Liggins dismissed the notion that his political donations or the campaign hiring Minor and giving money to the Crusade was intended to buy their support. Instead, he said some of that spending shows how Urban One is committed to giving back to the Black community.
He said that’s why Urban One also agreed to an immediate $25.5 million payment to the city and an additional $16 million for local charities, city agencies and Richmond Public Schools over the next decade if the referendum passes.
“We support organizations to support our community. We support politicians that support our community,” he said. “We didn’t create this persona to pitch this project to the city of Richmond. It’s who we’ve been for 42 years.”
Project critics say they are not confident that a casino resort will promote ancillary development surrounding it. Others also questioned whether a Black-owned casino will inherently benefit the city’s Black community.
“A Black-owned casino is not going to erase the harms that a casino will cause,” said Higgs Wise. “It disappoints me that we are using Black capitalism as a way to expedite exploitation here in Richmond.”

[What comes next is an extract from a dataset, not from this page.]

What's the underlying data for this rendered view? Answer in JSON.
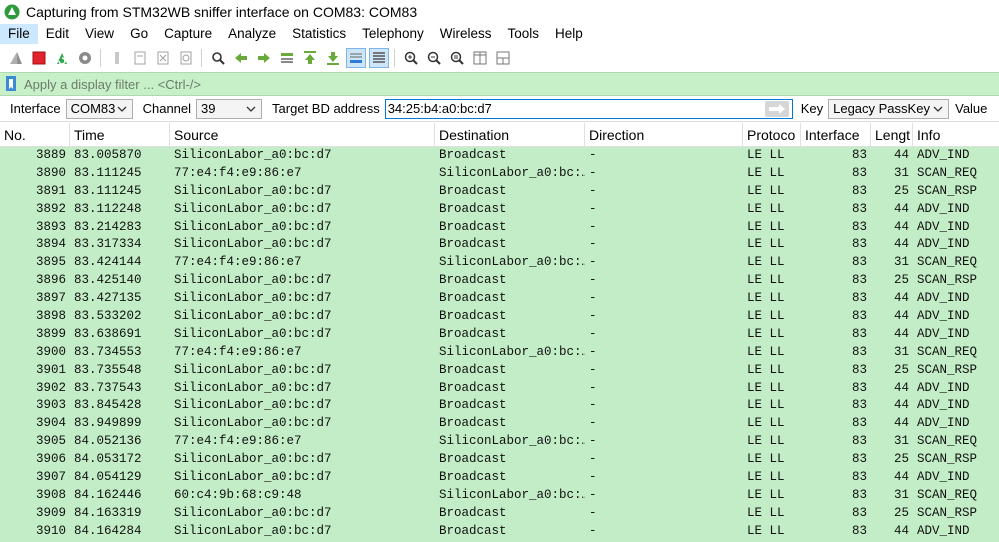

Racial tension around the prospect of a casino rose last spring when anonymously distributed flyers around another proposed casino site at the Movieland theater property on Arthur Ashe Boulevard exhorted residents: ”Tell them to build it over there.”

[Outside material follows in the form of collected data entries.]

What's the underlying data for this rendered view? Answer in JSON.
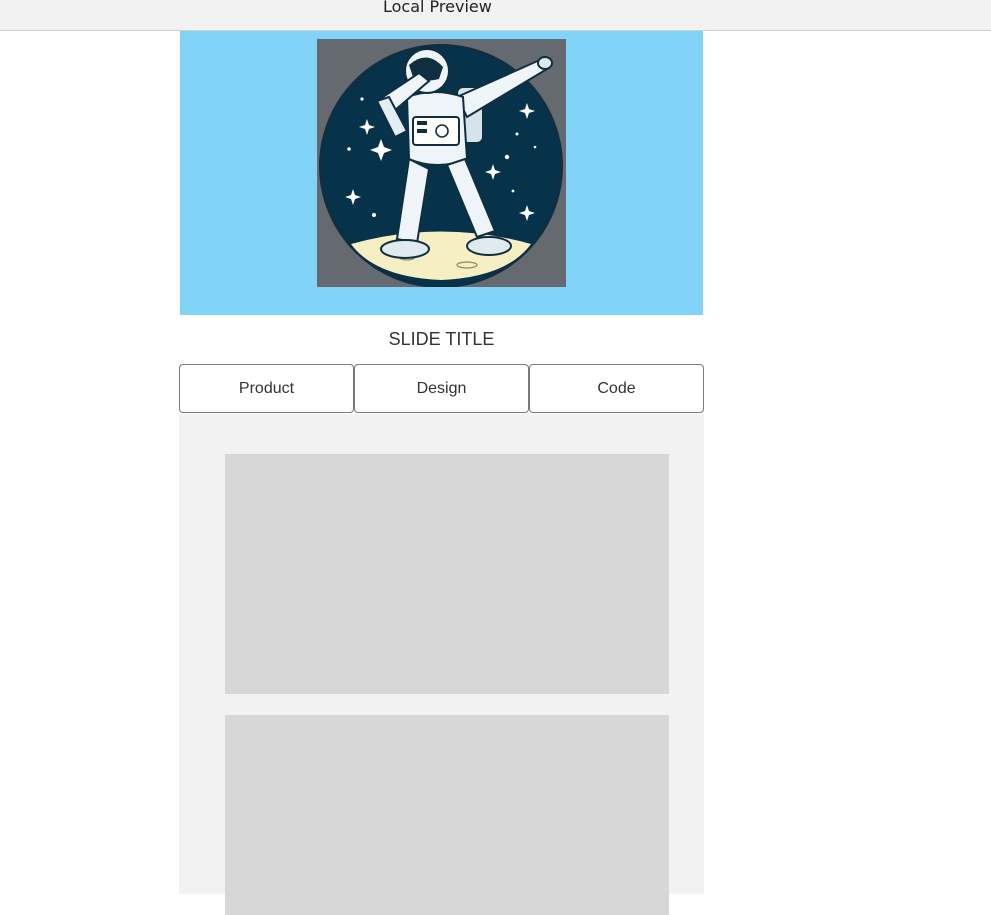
{
  "window": {
    "title": "Local Preview"
  },
  "hero": {
    "image_name": "astronaut-dab-illustration",
    "background_color": "#81d3f8"
  },
  "slide": {
    "title": "SLIDE TITLE"
  },
  "tabs": [
    {
      "label": "Product"
    },
    {
      "label": "Design"
    },
    {
      "label": "Code"
    }
  ],
  "content": {
    "cards": [
      {
        "name": "placeholder-card-1"
      },
      {
        "name": "placeholder-card-2"
      }
    ]
  }
}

Many believed the message referred to the Urban One project, drawing a swift rebuke from critics, including Stoney, who said it smacked of racism and implied the casino should be built in an area where about 9 of 10 residents are Black or Hispanic. However, the Richmond Highway Neighborhood Civic Association and the McGuire Civic Association, which represent neighborhoods close to the Urban One casino site, endorsed the project.

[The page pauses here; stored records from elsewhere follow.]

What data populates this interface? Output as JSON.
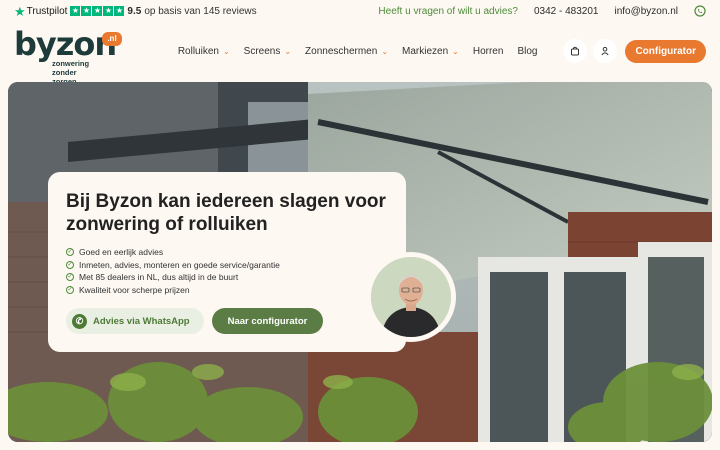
{
  "topbar": {
    "trustpilot_label": "Trustpilot",
    "rating": "9.5",
    "reviews_text": "op basis van 145 reviews",
    "help_text": "Heeft u vragen of wilt u advies?",
    "phone": "0342 - 483201",
    "email": "info@byzon.nl"
  },
  "logo": {
    "word": "byzon",
    "badge": ".nl",
    "tagline_line1": "zonwering",
    "tagline_line2": "zonder zorgen"
  },
  "nav": {
    "items": [
      {
        "label": "Rolluiken",
        "dropdown": true
      },
      {
        "label": "Screens",
        "dropdown": true
      },
      {
        "label": "Zonneschermen",
        "dropdown": true
      },
      {
        "label": "Markiezen",
        "dropdown": true
      },
      {
        "label": "Horren",
        "dropdown": false
      },
      {
        "label": "Blog",
        "dropdown": false
      }
    ],
    "configurator_label": "Configurator"
  },
  "hero": {
    "title": "Bij Byzon kan iedereen slagen voor zonwering of rolluiken",
    "usps": [
      "Goed en eerlijk advies",
      "Inmeten, advies, monteren en goede service/garantie",
      "Met 85 dealers in NL, dus altijd in de buurt",
      "Kwaliteit voor scherpe prijzen"
    ],
    "whatsapp_label": "Advies via WhatsApp",
    "configurator_label": "Naar configurator"
  },
  "colors": {
    "accent_orange": "#e8792f",
    "brand_green": "#5b7d45",
    "trustpilot_green": "#00b67a",
    "logo_dark": "#1d3b3a",
    "background": "#fdf8f2"
  },
  "icons": [
    "trustpilot-star-icon",
    "whatsapp-icon",
    "chevron-down-icon",
    "shopping-bag-icon",
    "user-icon",
    "check-circle-icon"
  ]
}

Other neighborhood groups and civic associations in predominately white neighbors protested casino proposals in their communities. Months later, after the protests against the casino proposals subsided once the city chose the Urban One project, some residents in the Fan District and Stratford Hills area say they still intend to vote against a casino in Richmond.
Jeanne Walls, a Stratford Hills resident who vociferously opposed plans for a casino near her home earlier this year, said she was put off by people describing the protesters as being narrowly opposed to a casino only because it was proposed in their neighborhood.
“All of Richmond is my backyard,” she said. “ I can’t believe people are drinking the Kool-Aid on this.”
Jonathan Marcus, president of the RVA Coalition of Civic Associations and a resident of the Fan District, said many neighborhood groups thought it would be inappropriate to publicly advocate against a casino project away from their communities.
Nonetheless, he said he and many neighbors remain opposed to allowing a casino in Richmond.
“I’m sure there’s going to be a large vote against the casino,” he said. “But I don’t know which side is going to prevail.”
If it passes, Liggins said pre-construction work will begin at the casino resort this spring so it can open by 2024.
In an interview with Richmond BizSense published last week, Liggins said he thinks it is likely that a casino will be built in the counties of Henrico or Chesterfield if Richmond voters reject the casino plan for the city.
Liggins told the Richmond Times-Dispatch on Friday that he does not currently plan to lobby to change the state casino law to make that happen if his bid goes bust.
“I’m focused on making sure that Richmonders see the benefits of this project. Hopefully they go to the polls and vote yes,” he said. “That’s Plan A. I’m not focused on Plan B.”